Today, the NYT has an article about a one year delay in caps on out of pocket costs for some health plans under the ACA. Basically, medical and drug costs for some plans will be allowed separate OOP costs until 2015 - because some insurers and employers cannot modify computer systems that must communicate with each other (to add two numbers - sheesh…)
Disappointing and it will hit some hard, but hardly new information. Kaiser Health New reported it back in June, with much less gloom and doom.
It will only affect grandfathered plans which use separate benefits administrators for drug coverage during 2014 - not all health plans. OOP costs will not increase from current levels, but may not be as low as they should be for affected individuals.
Changes that get rid of the parts of the law that just don’t work are a good thing. But they should really get serious. Some of these things can’t just be delayed, they need to go away.
Sounds like Obama’s doing the repealing and replacing all on his own by executive fiat. It’s quite the gift he’s given to a Republican successor. We’ve established that a future President doesn’t have to enforce the law if he doesn’t want to.
We’ll see about that. Just takes one election, and the only chance the law has is if it becomes popular. If the law stays in the low to mid-40s in approval, it’ll be all too easy.
Besides, you’re changing the talking points. Many progressives insist this is just a transition law. If voters truly become attached to it, single-payer never happens.

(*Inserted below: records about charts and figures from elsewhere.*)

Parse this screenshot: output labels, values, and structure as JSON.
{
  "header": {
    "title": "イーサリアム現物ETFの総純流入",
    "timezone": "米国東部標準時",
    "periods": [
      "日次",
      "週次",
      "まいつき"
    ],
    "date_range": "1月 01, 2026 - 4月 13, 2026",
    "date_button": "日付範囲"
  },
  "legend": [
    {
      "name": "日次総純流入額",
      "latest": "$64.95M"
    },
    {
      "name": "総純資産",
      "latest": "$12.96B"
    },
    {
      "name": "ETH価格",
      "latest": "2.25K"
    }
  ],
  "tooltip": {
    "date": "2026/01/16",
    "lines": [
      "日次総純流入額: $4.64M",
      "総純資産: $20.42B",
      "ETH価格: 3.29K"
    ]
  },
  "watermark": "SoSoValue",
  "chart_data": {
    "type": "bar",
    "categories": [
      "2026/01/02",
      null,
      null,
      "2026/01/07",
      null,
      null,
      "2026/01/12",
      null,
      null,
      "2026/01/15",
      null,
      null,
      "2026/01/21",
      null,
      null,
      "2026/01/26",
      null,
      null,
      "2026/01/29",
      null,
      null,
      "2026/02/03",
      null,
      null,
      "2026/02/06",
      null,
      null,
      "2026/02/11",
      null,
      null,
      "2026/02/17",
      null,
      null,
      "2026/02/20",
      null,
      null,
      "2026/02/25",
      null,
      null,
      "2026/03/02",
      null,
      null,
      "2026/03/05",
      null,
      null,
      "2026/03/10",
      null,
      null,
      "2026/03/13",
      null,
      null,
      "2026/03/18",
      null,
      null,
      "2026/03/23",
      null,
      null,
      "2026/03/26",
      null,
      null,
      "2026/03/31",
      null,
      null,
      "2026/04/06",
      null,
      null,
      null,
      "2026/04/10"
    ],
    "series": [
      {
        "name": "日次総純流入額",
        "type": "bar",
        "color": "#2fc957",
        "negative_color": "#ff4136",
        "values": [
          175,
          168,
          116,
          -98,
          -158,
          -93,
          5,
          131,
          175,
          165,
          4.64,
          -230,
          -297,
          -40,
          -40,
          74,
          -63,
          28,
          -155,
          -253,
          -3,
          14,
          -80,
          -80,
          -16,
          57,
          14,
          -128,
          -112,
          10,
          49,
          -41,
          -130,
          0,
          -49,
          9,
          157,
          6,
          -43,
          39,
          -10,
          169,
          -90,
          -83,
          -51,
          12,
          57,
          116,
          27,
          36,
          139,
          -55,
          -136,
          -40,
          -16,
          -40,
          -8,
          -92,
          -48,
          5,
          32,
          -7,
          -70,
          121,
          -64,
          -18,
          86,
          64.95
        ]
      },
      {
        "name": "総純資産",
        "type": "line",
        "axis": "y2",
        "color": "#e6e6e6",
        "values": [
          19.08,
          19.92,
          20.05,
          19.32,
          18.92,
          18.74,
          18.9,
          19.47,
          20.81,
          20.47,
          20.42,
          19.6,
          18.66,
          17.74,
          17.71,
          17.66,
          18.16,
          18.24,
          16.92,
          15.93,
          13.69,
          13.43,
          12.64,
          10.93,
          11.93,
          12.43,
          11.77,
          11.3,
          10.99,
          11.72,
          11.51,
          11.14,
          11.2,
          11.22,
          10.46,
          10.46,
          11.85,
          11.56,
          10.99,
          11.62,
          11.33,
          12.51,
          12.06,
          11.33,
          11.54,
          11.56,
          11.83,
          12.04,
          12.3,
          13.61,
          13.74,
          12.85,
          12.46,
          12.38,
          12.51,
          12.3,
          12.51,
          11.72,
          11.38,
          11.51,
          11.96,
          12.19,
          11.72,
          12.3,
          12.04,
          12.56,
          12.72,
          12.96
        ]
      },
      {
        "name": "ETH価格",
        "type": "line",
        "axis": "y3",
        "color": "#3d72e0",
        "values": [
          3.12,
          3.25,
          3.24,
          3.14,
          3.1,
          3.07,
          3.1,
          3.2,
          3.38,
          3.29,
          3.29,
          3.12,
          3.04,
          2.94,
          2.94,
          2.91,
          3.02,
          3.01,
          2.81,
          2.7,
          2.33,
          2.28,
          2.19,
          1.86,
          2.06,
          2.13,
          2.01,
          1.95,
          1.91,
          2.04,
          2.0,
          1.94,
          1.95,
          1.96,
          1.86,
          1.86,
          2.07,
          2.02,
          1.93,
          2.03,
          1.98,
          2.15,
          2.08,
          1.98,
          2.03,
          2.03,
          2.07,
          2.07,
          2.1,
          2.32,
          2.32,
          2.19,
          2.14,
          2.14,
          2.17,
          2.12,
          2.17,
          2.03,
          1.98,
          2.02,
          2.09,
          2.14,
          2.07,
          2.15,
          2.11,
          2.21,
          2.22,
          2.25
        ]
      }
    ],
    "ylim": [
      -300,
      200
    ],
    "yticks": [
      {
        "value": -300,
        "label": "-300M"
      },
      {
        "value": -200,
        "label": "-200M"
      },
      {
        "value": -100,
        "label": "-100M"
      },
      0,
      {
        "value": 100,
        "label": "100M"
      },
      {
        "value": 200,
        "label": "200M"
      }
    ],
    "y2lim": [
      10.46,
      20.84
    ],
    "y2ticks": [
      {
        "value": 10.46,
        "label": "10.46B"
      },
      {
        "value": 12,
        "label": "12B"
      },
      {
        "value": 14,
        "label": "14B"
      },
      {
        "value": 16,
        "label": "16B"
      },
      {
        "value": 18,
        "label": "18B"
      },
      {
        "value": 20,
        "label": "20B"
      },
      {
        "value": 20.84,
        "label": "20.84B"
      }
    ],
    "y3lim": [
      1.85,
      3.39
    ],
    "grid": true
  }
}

I don’t think I can hammer this point home clearly enough to penetrate the idiotic GOP skull, but here it goes:
Once the central provisions of the ACA take effect - guaranteed issue, government subsidies, insured kids under 26, etc. - and there are millions of newly insured people benefiting from the law, the dynamics of the ACA are going to swerve dramatically away from the GOP. Full stop. Period. And those protections will never, ever, ever, ever, ever, ever, ever, ever, ever, ever be taken away.

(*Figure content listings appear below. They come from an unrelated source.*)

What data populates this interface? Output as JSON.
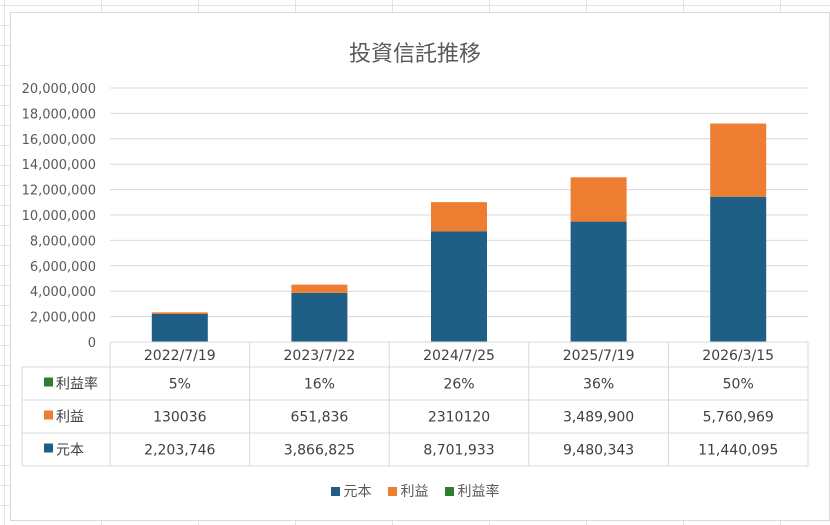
{
  "chart_data": {
    "type": "bar",
    "stacked": true,
    "title": "投資信託推移",
    "categories": [
      "2022/7/19",
      "2023/7/22",
      "2024/7/25",
      "2025/7/19",
      "2026/3/15"
    ],
    "series": [
      {
        "name": "元本",
        "color": "#1f5f86",
        "values": [
          2203746,
          3866825,
          8701933,
          9480343,
          11440095
        ]
      },
      {
        "name": "利益",
        "color": "#ed7d31",
        "values": [
          130036,
          651836,
          2310120,
          3489900,
          5760969
        ]
      },
      {
        "name": "利益率",
        "color": "#2e7d32",
        "values": [
          5,
          16,
          26,
          36,
          50
        ]
      }
    ],
    "ylim": [
      0,
      20000000
    ],
    "yticks": [
      "20,000,000",
      "18,000,000",
      "16,000,000",
      "14,000,000",
      "12,000,000",
      "10,000,000",
      "8,000,000",
      "6,000,000",
      "4,000,000",
      "2,000,000",
      "0"
    ],
    "ytick_values": [
      20000000,
      18000000,
      16000000,
      14000000,
      12000000,
      10000000,
      8000000,
      6000000,
      4000000,
      2000000,
      0
    ],
    "grid": true,
    "legend_position": "bottom",
    "data_table": {
      "rows": [
        {
          "label": "利益率",
          "color": "#2e7d32",
          "cells": [
            "5%",
            "16%",
            "26%",
            "36%",
            "50%"
          ]
        },
        {
          "label": "利益",
          "color": "#ed7d31",
          "cells": [
            "130036",
            "651,836",
            "2310120",
            "3,489,900",
            "5,760,969"
          ]
        },
        {
          "label": "元本",
          "color": "#1f5f86",
          "cells": [
            "2,203,746",
            "3,866,825",
            "8,701,933",
            "9,480,343",
            "11,440,095"
          ]
        }
      ]
    }
  }
}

This is what the GOP has failed to realize. By the time of the next presidential election, the ACA will have been expanding access to health care for three fucking years, and you Republinuts are flat out deluding yourselves if you seriously think that you will be able to take away these kinds of expansions after they’ve been in place for so long. Of course, at that point, you’ll all probably just come back around and say that you were secretly FOR the law all along.

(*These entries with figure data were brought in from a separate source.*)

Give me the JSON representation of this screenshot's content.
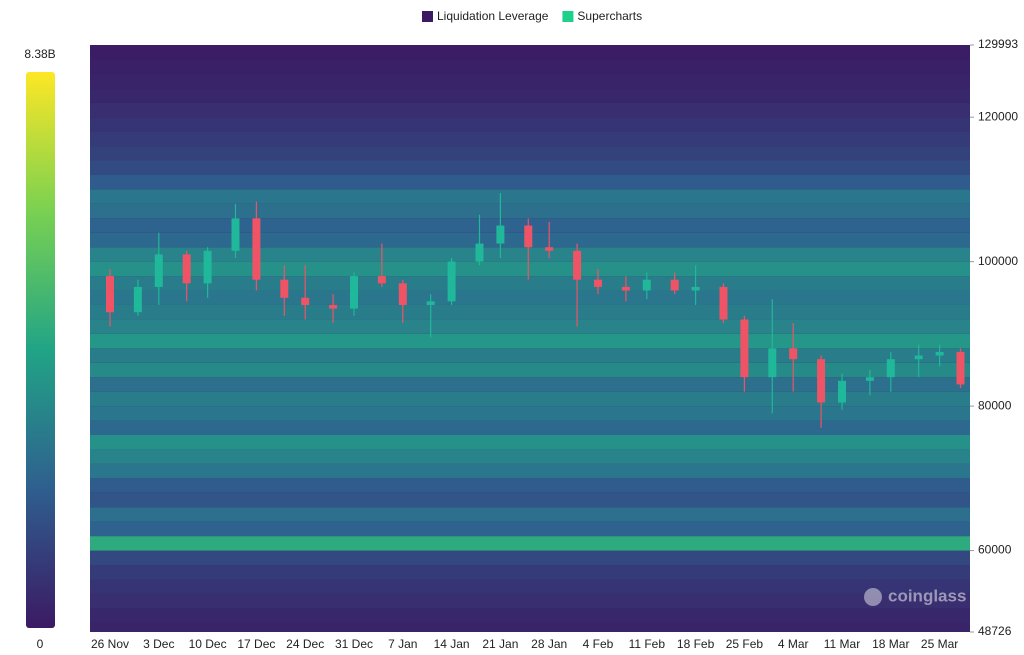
{
  "chart_data": {
    "type": "liquidation-heatmap",
    "legend": [
      {
        "name": "Liquidation Leverage",
        "color": "#3b1a63"
      },
      {
        "name": "Supercharts",
        "color": "#1fcf8c"
      }
    ],
    "watermark": "coinglass",
    "categories": [
      "26 Nov",
      "3 Dec",
      "10 Dec",
      "17 Dec",
      "24 Dec",
      "31 Dec",
      "7 Jan",
      "14 Jan",
      "21 Jan",
      "28 Jan",
      "4 Feb",
      "11 Feb",
      "18 Feb",
      "25 Feb",
      "4 Mar",
      "11 Mar",
      "18 Mar",
      "25 Mar"
    ],
    "ylim": [
      48726,
      129993
    ],
    "yticks": [
      48726,
      60000,
      80000,
      100000,
      120000,
      129993
    ],
    "colorbar": {
      "lim": [
        0,
        8.38
      ],
      "ticks": [
        0,
        {
          "value": 8.38,
          "label": "8.38B"
        }
      ],
      "colorscale": [
        "#3b1a63",
        "#2f5f8f",
        "#21a486",
        "#7ad151",
        "#fde725"
      ]
    },
    "heatmap": {
      "levels": [
        49000,
        51000,
        53000,
        55000,
        57000,
        59000,
        61000,
        63000,
        65000,
        67000,
        69000,
        71000,
        73000,
        75000,
        77000,
        79000,
        81000,
        83000,
        85000,
        87000,
        89000,
        91000,
        93000,
        95000,
        97000,
        99000,
        101000,
        103000,
        105000,
        107000,
        109000,
        111000,
        113000,
        115000,
        117000,
        119000,
        121000,
        123000,
        125000,
        127000,
        129000
      ],
      "values": [
        0.3,
        0.4,
        0.6,
        0.8,
        1.0,
        1.4,
        4.5,
        2.2,
        2.6,
        1.8,
        2.0,
        2.8,
        3.2,
        3.6,
        2.4,
        2.8,
        3.0,
        2.6,
        3.4,
        3.0,
        3.8,
        3.2,
        3.0,
        2.8,
        3.0,
        3.6,
        3.2,
        2.4,
        2.2,
        2.6,
        2.8,
        2.0,
        1.5,
        1.2,
        1.0,
        0.8,
        0.6,
        0.4,
        0.3,
        0.2,
        0.1
      ]
    },
    "candles": {
      "up_color": "#1fb89a",
      "down_color": "#ef5366",
      "x": [
        "26 Nov",
        "30 Nov",
        "3 Dec",
        "7 Dec",
        "10 Dec",
        "14 Dec",
        "17 Dec",
        "21 Dec",
        "24 Dec",
        "28 Dec",
        "31 Dec",
        "4 Jan",
        "7 Jan",
        "11 Jan",
        "14 Jan",
        "18 Jan",
        "21 Jan",
        "25 Jan",
        "28 Jan",
        "1 Feb",
        "4 Feb",
        "8 Feb",
        "11 Feb",
        "15 Feb",
        "18 Feb",
        "22 Feb",
        "25 Feb",
        "1 Mar",
        "4 Mar",
        "8 Mar",
        "11 Mar",
        "15 Mar",
        "18 Mar",
        "22 Mar",
        "25 Mar",
        "28 Mar"
      ],
      "open": [
        98000,
        93000,
        96500,
        101000,
        97000,
        101500,
        106000,
        97500,
        95000,
        94000,
        93500,
        98000,
        97000,
        94000,
        94500,
        100000,
        102500,
        105000,
        102000,
        101500,
        97500,
        96500,
        96000,
        97500,
        96000,
        96500,
        92000,
        84000,
        88000,
        86500,
        80500,
        83500,
        84000,
        86500,
        87000,
        87500
      ],
      "high": [
        99000,
        97500,
        104000,
        101500,
        102000,
        108000,
        108300,
        99500,
        99500,
        95500,
        98500,
        102500,
        97500,
        95500,
        100500,
        106500,
        109500,
        106000,
        105500,
        102500,
        99000,
        98000,
        98500,
        98500,
        99500,
        97000,
        92500,
        94800,
        91500,
        87000,
        84500,
        85000,
        87500,
        88500,
        88500,
        88000
      ],
      "low": [
        91000,
        92500,
        94000,
        94500,
        95000,
        100500,
        96000,
        92500,
        92000,
        91500,
        92500,
        96500,
        91500,
        89500,
        94000,
        99500,
        100500,
        97500,
        100500,
        91000,
        95500,
        94500,
        94800,
        95500,
        94000,
        91500,
        82000,
        79000,
        82000,
        77000,
        79500,
        81500,
        82000,
        84000,
        85500,
        82500
      ],
      "close": [
        93000,
        96500,
        101000,
        97000,
        101500,
        106000,
        97500,
        95000,
        94000,
        93500,
        98000,
        97000,
        94000,
        94500,
        100000,
        102500,
        105000,
        102000,
        101500,
        97500,
        96500,
        96000,
        97500,
        96000,
        96500,
        92000,
        84000,
        88000,
        86500,
        80500,
        83500,
        84000,
        86500,
        87000,
        87500,
        83000
      ]
    }
  }
}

After all, Republicans created Obamacare in the FIRST FUCKING PLACE. I just love how you all of you right wingers just refuse to acknowledge that. Hypocritical morons, really.
And yes, I still say that the ACA is largely a transition law to something much better, but as I’ve indicated before, anything better that arises out of the law will only ever take root on an individual state-by-state basis. Single-payer on a national level may never happen in my lifetime, but it’ll most assuredly happen in individual states.